30 responses to “Daylight Stupid Time

  1. Daylight saving is a funny thing. In my home state of Queensland, we don’t have it, due to the public not being fussed. One farmer said it used to upset his cows, another said it made her curtains fade faster. Other states on the east coast do, and so there is always issues when you realize that you go to call someone interstate and they are an hour ahead of you. Great for New Years eve though.

  2. I’m definitely voting for you (although for which category, I’m not quite sure.) And that baby is just the cutest thing ever.

  3. I agree, get rid of the time change….if screws me up every time…haha

  4. I would vote to get rid of Eastern Standard Time – not Daylight Saving. Every fall I’m grumpy when the clocks ‘fall back’ again.

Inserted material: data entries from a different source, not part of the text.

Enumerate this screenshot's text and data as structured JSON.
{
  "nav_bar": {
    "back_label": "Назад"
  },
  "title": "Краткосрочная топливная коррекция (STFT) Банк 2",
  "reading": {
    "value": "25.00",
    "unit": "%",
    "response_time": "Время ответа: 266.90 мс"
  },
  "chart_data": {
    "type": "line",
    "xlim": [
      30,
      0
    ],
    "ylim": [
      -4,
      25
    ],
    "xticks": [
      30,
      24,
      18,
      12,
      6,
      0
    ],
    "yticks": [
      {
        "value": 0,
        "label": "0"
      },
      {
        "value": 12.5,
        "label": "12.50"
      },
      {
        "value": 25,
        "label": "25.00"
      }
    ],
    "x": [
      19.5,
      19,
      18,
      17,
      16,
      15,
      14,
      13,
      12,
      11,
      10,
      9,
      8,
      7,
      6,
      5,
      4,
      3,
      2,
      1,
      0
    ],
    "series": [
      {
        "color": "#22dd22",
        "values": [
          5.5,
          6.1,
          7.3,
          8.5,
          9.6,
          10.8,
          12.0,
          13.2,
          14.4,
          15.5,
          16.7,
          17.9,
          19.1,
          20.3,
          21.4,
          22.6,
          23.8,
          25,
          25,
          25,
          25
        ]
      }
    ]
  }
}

  5. Oh it is that time of year
    To turn the clocks ahead I fear
    And to it all my mind would fog
    If not for your reminder blog

  6. We have the same issues with daylight saving hours here in the UK, Phil. However, we don’t put our clocks forward until the early hours of the last Sunday in March, and they go back in the early hours of the last Sunday in October. Over here most people complain about it in October because it gets dark an hour earlier, and our government say they will look into getting rid of it altogether. But it never happens.
    However, in March hardly anyone says anything because we get the lighter evenings.
    In my opinion time should not be played around with and should be left as it is. If I get elected as the Prime minister of the UK in May, I’ll see to it that daylight saving hours are abolished and will have a word with Mr Obama for you. 🙂

  7. I agree, but can the sexiest man alive to that? Could he change laws and such? Would he even have that power? Lol! Let me know when that vote goes through! ~Elle

  8. Reblogged this on Finding Myself Through Writing and commented:
    It’s something we all must live with until Phil is elected president or sexiest man! ~Elle

  9. Brother Phil, Be ye known that a number of the brothers enjoy thee as a humorist. Thee would be creepy if you had chosen the bearded photo. Thee would then be mistaken for one of we.

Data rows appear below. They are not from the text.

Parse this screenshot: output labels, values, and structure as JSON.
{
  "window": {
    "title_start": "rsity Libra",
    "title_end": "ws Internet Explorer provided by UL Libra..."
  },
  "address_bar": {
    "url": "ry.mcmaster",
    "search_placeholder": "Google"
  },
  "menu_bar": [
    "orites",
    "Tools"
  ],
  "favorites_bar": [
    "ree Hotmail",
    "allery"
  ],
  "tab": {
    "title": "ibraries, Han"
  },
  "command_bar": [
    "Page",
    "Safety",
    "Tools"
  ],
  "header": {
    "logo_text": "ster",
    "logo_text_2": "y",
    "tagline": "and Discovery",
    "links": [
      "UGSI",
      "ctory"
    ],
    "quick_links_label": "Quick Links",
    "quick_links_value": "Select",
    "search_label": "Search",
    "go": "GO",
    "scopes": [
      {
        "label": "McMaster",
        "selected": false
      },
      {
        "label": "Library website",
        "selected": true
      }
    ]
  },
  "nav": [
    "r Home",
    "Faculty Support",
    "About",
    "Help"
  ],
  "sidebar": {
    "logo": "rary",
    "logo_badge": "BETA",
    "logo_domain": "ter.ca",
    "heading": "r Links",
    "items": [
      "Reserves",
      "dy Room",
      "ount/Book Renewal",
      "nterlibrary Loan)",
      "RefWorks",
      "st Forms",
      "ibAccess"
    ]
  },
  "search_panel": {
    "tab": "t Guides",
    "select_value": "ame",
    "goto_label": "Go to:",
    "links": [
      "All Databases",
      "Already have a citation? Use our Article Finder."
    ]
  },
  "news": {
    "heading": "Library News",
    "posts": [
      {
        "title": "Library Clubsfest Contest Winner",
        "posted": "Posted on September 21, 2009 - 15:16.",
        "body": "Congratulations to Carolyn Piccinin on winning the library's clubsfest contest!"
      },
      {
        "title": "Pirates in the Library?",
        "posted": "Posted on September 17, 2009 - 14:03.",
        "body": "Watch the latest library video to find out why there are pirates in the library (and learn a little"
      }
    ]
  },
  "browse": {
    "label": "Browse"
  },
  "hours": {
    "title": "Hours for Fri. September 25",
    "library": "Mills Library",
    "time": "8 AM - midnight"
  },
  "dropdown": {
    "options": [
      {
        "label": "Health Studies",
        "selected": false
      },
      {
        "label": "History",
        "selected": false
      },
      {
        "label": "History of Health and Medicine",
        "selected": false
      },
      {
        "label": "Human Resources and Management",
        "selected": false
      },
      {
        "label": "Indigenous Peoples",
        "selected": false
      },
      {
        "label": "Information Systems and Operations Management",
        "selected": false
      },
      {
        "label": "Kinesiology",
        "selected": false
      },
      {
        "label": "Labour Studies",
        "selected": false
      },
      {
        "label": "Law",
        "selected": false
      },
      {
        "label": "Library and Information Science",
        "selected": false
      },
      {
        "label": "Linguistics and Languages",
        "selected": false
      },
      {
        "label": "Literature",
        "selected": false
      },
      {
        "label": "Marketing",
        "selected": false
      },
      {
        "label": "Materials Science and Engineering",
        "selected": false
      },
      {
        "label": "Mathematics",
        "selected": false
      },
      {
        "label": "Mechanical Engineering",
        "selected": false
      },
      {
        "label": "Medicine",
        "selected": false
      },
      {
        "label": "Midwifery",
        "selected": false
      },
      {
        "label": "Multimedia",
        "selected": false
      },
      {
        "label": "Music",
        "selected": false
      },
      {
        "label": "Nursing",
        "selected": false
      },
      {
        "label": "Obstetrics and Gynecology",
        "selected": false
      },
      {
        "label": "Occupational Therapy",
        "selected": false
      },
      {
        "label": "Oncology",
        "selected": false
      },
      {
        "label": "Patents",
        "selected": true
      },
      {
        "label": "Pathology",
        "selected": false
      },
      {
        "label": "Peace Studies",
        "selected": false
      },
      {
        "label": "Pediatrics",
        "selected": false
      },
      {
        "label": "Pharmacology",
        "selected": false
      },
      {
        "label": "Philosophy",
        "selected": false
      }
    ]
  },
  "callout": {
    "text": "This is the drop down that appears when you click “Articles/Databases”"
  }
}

  10. Interesting post. . . I’d always heard that town people were the ones wanted daylight savings time. 🙂

  11. Oops–I missed a word in that sentence. . . I should have written. I’d always heard that town people were the ones who wanted daylight savings time.

  12. Hi Phil,

    Thanks for giving me my laugh for the day. This after spending an hour trying to change one of my Mom’s clocks. It’s a digital clock, so one might think how hard can it be to change the time? Well, you have to have a degree in computer science to figure this thing out. I finally gave up and told Mom to buy a new clock. 🙂

    Nancy

  13. I’m still laughing about you having very low Amish readership! My LOUD Mom likes funny t-shirts. One of her favorite shirts has an Amish farmer with raised fist and says “Fight the Power.”

  14. Thanks for making me laugh, Phil!